Doing this for all of my python code on my personal machine is around 60k (I do around, as I am removing counts for projects that are just cloned). And for all the python code on my work machine is around 140k (for 3 years of work). (I am only giving fuzzy numbers, I have some projects joint work I am half counting, and some cloned code I am not counting at all.)

Doing this same exercise for R code, I only get around 40k lines of code on my personal machine. For instance, my ptools package has under 3k lines of "*.R" code total. I am guessing this is due to not only R code being more precise than python, but to take code into production takes more work. Maybe worth another blog post, but the gist of the difference between an academic project is that you need the code to run one time, whereas for a production project the code needs to keep running on a regular schedule indefinitely.

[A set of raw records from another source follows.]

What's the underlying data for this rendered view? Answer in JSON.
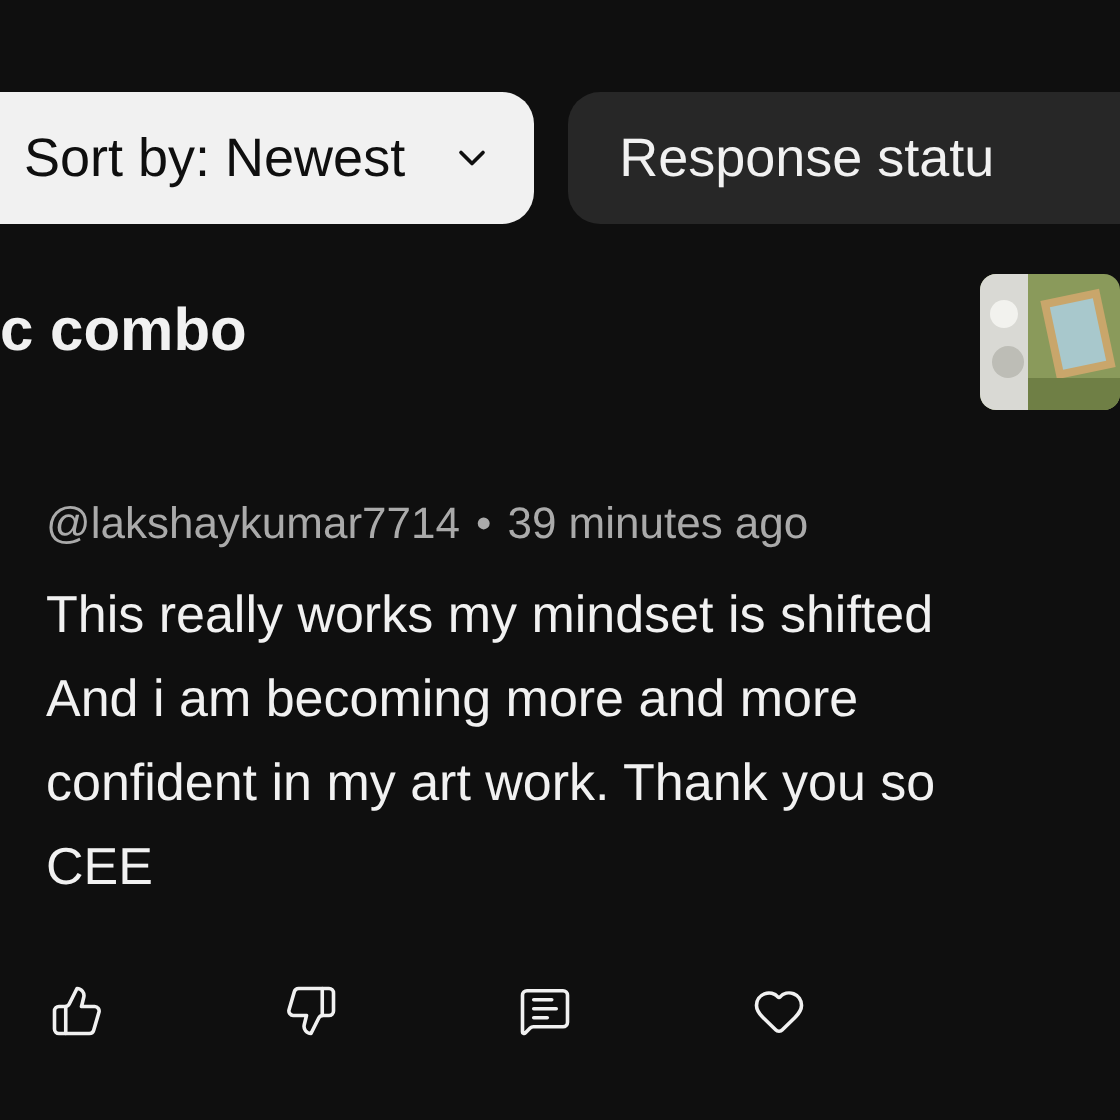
{
  "chips": [
    {
      "label": "Sort by: Newest",
      "selected": true,
      "kind": "dropdown"
    },
    {
      "label": "Response statu",
      "selected": false,
      "kind": "plain"
    }
  ],
  "video": {
    "title": "c combo"
  },
  "comment": {
    "author": "@lakshaykumar7714",
    "separator": "•",
    "time": "39 minutes ago",
    "lines": [
      "This really works my mindset is shifted",
      "And i am becoming more and more",
      "confident in my art work. Thank you so",
      "CEE"
    ]
  },
  "actions": [
    {
      "kind": "like"
    },
    {
      "kind": "dislike"
    },
    {
      "kind": "reply"
    },
    {
      "kind": "heart"
    }
  ]
}
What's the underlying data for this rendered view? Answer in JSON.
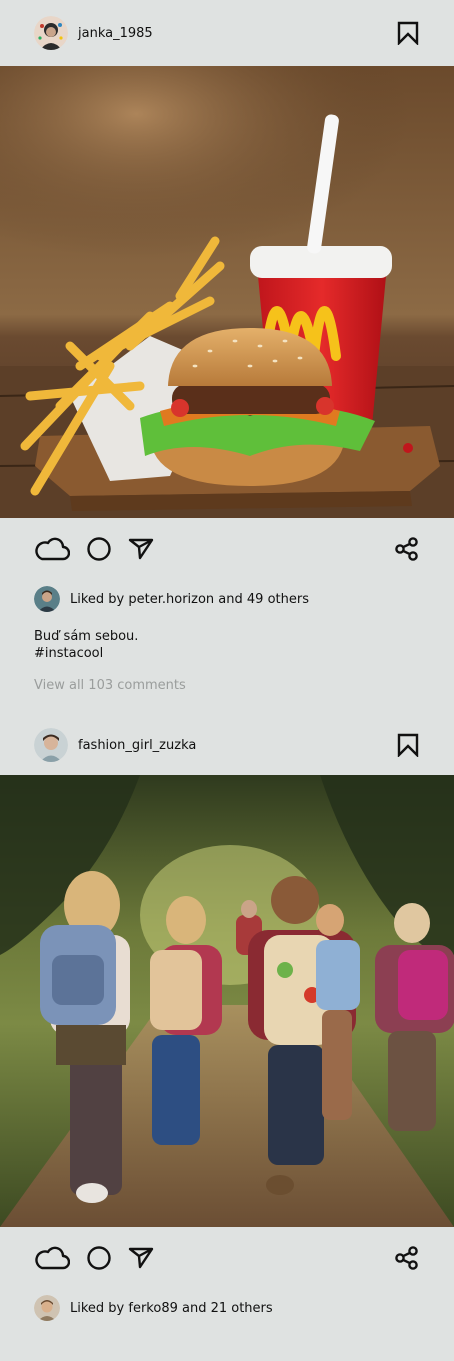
{
  "posts": [
    {
      "username": "janka_1985",
      "likes_text": "Liked by peter.horizon and 49 others",
      "caption_line1": "Buď sám sebou.",
      "caption_line2": "#instacool",
      "comments_link": "View all 103 comments",
      "photo_alt": "McDonald's burger, fries and drink"
    },
    {
      "username": "fashion_girl_zuzka",
      "likes_text": "Liked by ferko89 and 21 others",
      "photo_alt": "Children with backpacks walking on a forest path"
    }
  ],
  "icons": {
    "bookmark": "bookmark-icon",
    "like": "cloud-icon",
    "comment": "circle-icon",
    "send": "send-icon",
    "share": "share-icon"
  }
}
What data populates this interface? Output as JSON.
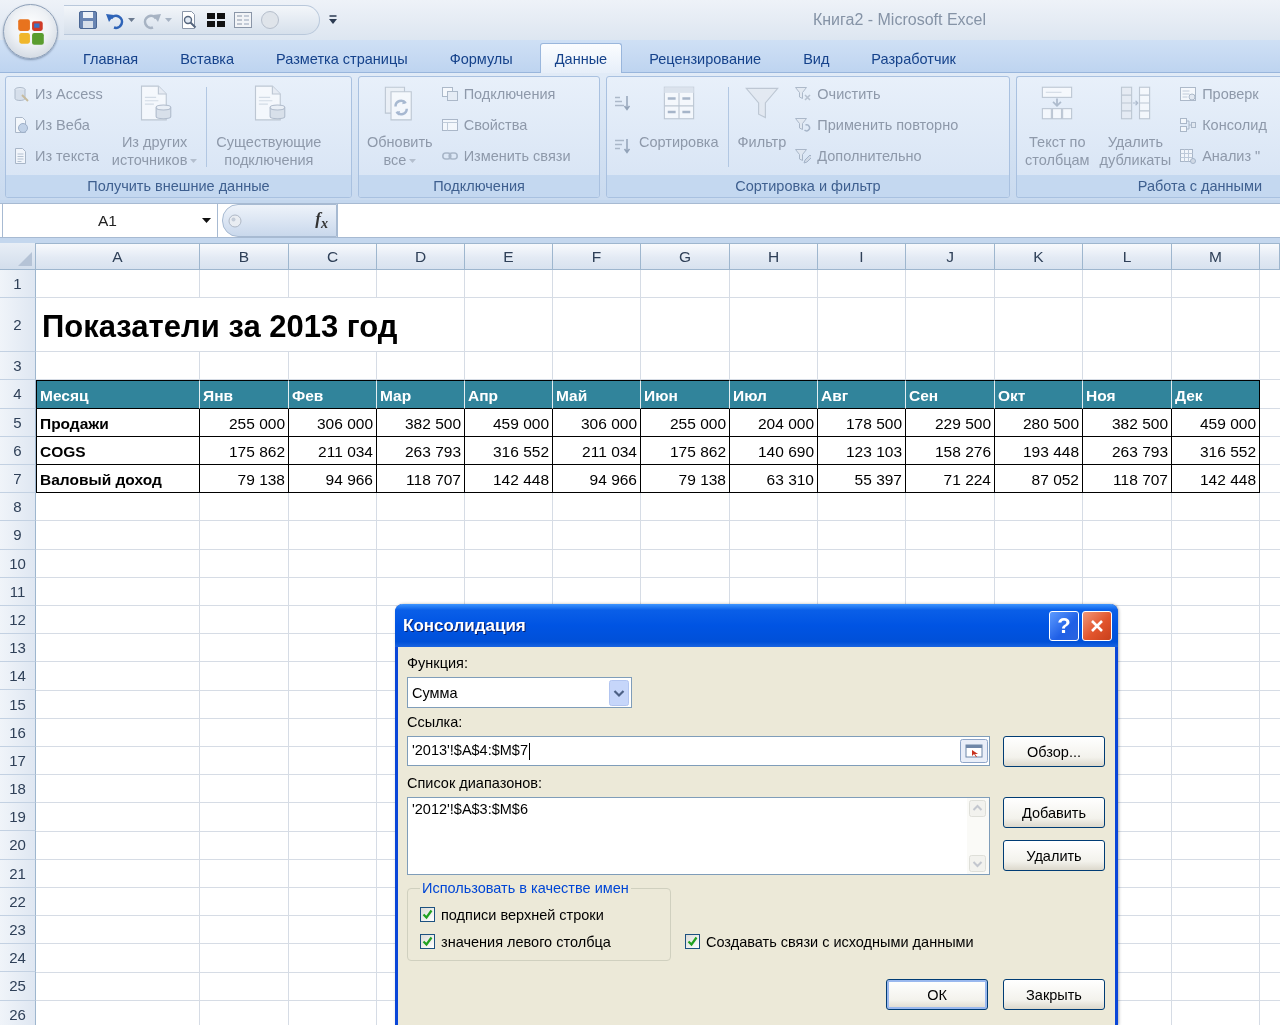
{
  "title_bar": {
    "title": "Книга2 - Microsoft Excel"
  },
  "tabs": [
    {
      "label": "Главная",
      "selected": false
    },
    {
      "label": "Вставка",
      "selected": false
    },
    {
      "label": "Разметка страницы",
      "selected": false
    },
    {
      "label": "Формулы",
      "selected": false
    },
    {
      "label": "Данные",
      "selected": true
    },
    {
      "label": "Рецензирование",
      "selected": false
    },
    {
      "label": "Вид",
      "selected": false
    },
    {
      "label": "Разработчик",
      "selected": false
    }
  ],
  "ribbon": {
    "groups": [
      {
        "label": "Получить внешние данные",
        "columns": [
          {
            "kind": "stack",
            "items": [
              {
                "label": "Из Access",
                "disabled": true
              },
              {
                "label": "Из Веба",
                "disabled": true
              },
              {
                "label": "Из текста",
                "disabled": true
              }
            ]
          },
          {
            "kind": "large",
            "label": "Из других\nисточников",
            "menu": true,
            "disabled": true
          },
          {
            "kind": "separator"
          },
          {
            "kind": "large",
            "label": "Существующие\nподключения",
            "menu": false,
            "disabled": true
          }
        ]
      },
      {
        "label": "Подключения",
        "columns": [
          {
            "kind": "large",
            "label": "Обновить\nвсе",
            "menu": true,
            "disabled": true
          },
          {
            "kind": "stack",
            "items": [
              {
                "label": "Подключения",
                "disabled": true
              },
              {
                "label": "Свойства",
                "disabled": true
              },
              {
                "label": "Изменить связи",
                "disabled": true
              }
            ]
          }
        ]
      },
      {
        "label": "Сортировка и фильтр",
        "columns": [
          {
            "kind": "icon_stack",
            "items": [
              {
                "disabled": true
              },
              {
                "disabled": true
              }
            ]
          },
          {
            "kind": "large",
            "label": "Сортировка",
            "menu": false,
            "disabled": true
          },
          {
            "kind": "separator"
          },
          {
            "kind": "large",
            "label": "Фильтр",
            "menu": false,
            "disabled": true
          },
          {
            "kind": "stack",
            "items": [
              {
                "label": "Очистить",
                "disabled": true
              },
              {
                "label": "Применить повторно",
                "disabled": true
              },
              {
                "label": "Дополнительно",
                "disabled": true
              }
            ]
          }
        ]
      },
      {
        "label": "Работа с данными",
        "columns": [
          {
            "kind": "large",
            "label": "Текст по\nстолбцам",
            "menu": false,
            "disabled": true
          },
          {
            "kind": "large",
            "label": "Удалить\nдубликаты",
            "menu": false,
            "disabled": true
          },
          {
            "kind": "stack",
            "items": [
              {
                "label": "Проверк",
                "disabled": true
              },
              {
                "label": "Консолид",
                "disabled": true
              },
              {
                "label": "Анализ \"",
                "disabled": true
              }
            ]
          }
        ]
      }
    ]
  },
  "formula_bar": {
    "name_box": "A1",
    "function_button": "f$_{x}$"
  },
  "sheet": {
    "columns": [
      "A",
      "B",
      "C",
      "D",
      "E",
      "F",
      "G",
      "H",
      "I",
      "J",
      "K",
      "L",
      "M"
    ],
    "rows": [
      {
        "number": "1",
        "kind": "empty"
      },
      {
        "number": "2",
        "kind": "title",
        "text": "Показатели за 2013 год"
      },
      {
        "number": "3",
        "kind": "empty"
      },
      {
        "number": "4",
        "kind": "header",
        "cells": [
          "Месяц",
          "Янв",
          "Фев",
          "Мар",
          "Апр",
          "Май",
          "Июн",
          "Июл",
          "Авг",
          "Сен",
          "Окт",
          "Ноя",
          "Дек"
        ]
      },
      {
        "number": "5",
        "kind": "data",
        "cells": [
          "Продажи",
          "255 000",
          "306 000",
          "382 500",
          "459 000",
          "306 000",
          "255 000",
          "204 000",
          "178 500",
          "229 500",
          "280 500",
          "382 500",
          "459 000"
        ]
      },
      {
        "number": "6",
        "kind": "data",
        "cells": [
          "COGS",
          "175 862",
          "211 034",
          "263 793",
          "316 552",
          "211 034",
          "175 862",
          "140 690",
          "123 103",
          "158 276",
          "193 448",
          "263 793",
          "316 552"
        ]
      },
      {
        "number": "7",
        "kind": "data",
        "cells": [
          "Валовый доход",
          "79 138",
          "94 966",
          "118 707",
          "142 448",
          "94 966",
          "79 138",
          "63 310",
          "55 397",
          "71 224",
          "87 052",
          "118 707",
          "142 448"
        ]
      },
      {
        "number": "8",
        "kind": "empty"
      },
      {
        "number": "9",
        "kind": "empty"
      },
      {
        "number": "10",
        "kind": "empty"
      },
      {
        "number": "11",
        "kind": "empty"
      },
      {
        "number": "12",
        "kind": "empty"
      },
      {
        "number": "13",
        "kind": "empty"
      },
      {
        "number": "14",
        "kind": "empty"
      },
      {
        "number": "15",
        "kind": "empty"
      },
      {
        "number": "16",
        "kind": "empty"
      },
      {
        "number": "17",
        "kind": "empty"
      },
      {
        "number": "18",
        "kind": "empty"
      },
      {
        "number": "19",
        "kind": "empty"
      },
      {
        "number": "20",
        "kind": "empty"
      },
      {
        "number": "21",
        "kind": "empty"
      },
      {
        "number": "22",
        "kind": "empty"
      },
      {
        "number": "23",
        "kind": "empty"
      },
      {
        "number": "24",
        "kind": "empty"
      },
      {
        "number": "25",
        "kind": "empty"
      },
      {
        "number": "26",
        "kind": "empty"
      }
    ]
  },
  "dialog": {
    "title": "Консолидация",
    "help_button": "?",
    "function_label": "Функция:",
    "function_value": "Сумма",
    "reference_label": "Ссылка:",
    "reference_value": "'2013'!$A$4:$M$7",
    "browse_button": "Обзор...",
    "ranges_label": "Список диапазонов:",
    "ranges": [
      {
        "text": "'2012'!$A$3:$M$6",
        "selected": false
      }
    ],
    "add_button": "Добавить",
    "delete_button": "Удалить",
    "names_group": {
      "legend": "Использовать в качестве имен",
      "options": [
        {
          "label": "подписи верхней строки",
          "checked": true
        },
        {
          "label": "значения левого столбца",
          "checked": true
        }
      ]
    },
    "link_option": {
      "label": "Создавать связи с исходными данными",
      "checked": true
    },
    "buttons": [
      {
        "label": "ОК",
        "default": true
      },
      {
        "label": "Закрыть",
        "default": false
      }
    ]
  }
}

I have written much more SPSS code over my career than R code, but I have most of it archived on Dropbox, so cannot easily get a count of the lines. I have a total of 1846 sps files (note that this does not use xargs).

find -type f -name "*.sps" | wc -l

It is possible that the average sps file on my machine is 200 lines per file (it definitely is over 100 lines). So my recent python migration I don’t think has eclipsed my cumulative SPSS work going back over a decade (but maybe in two more years will).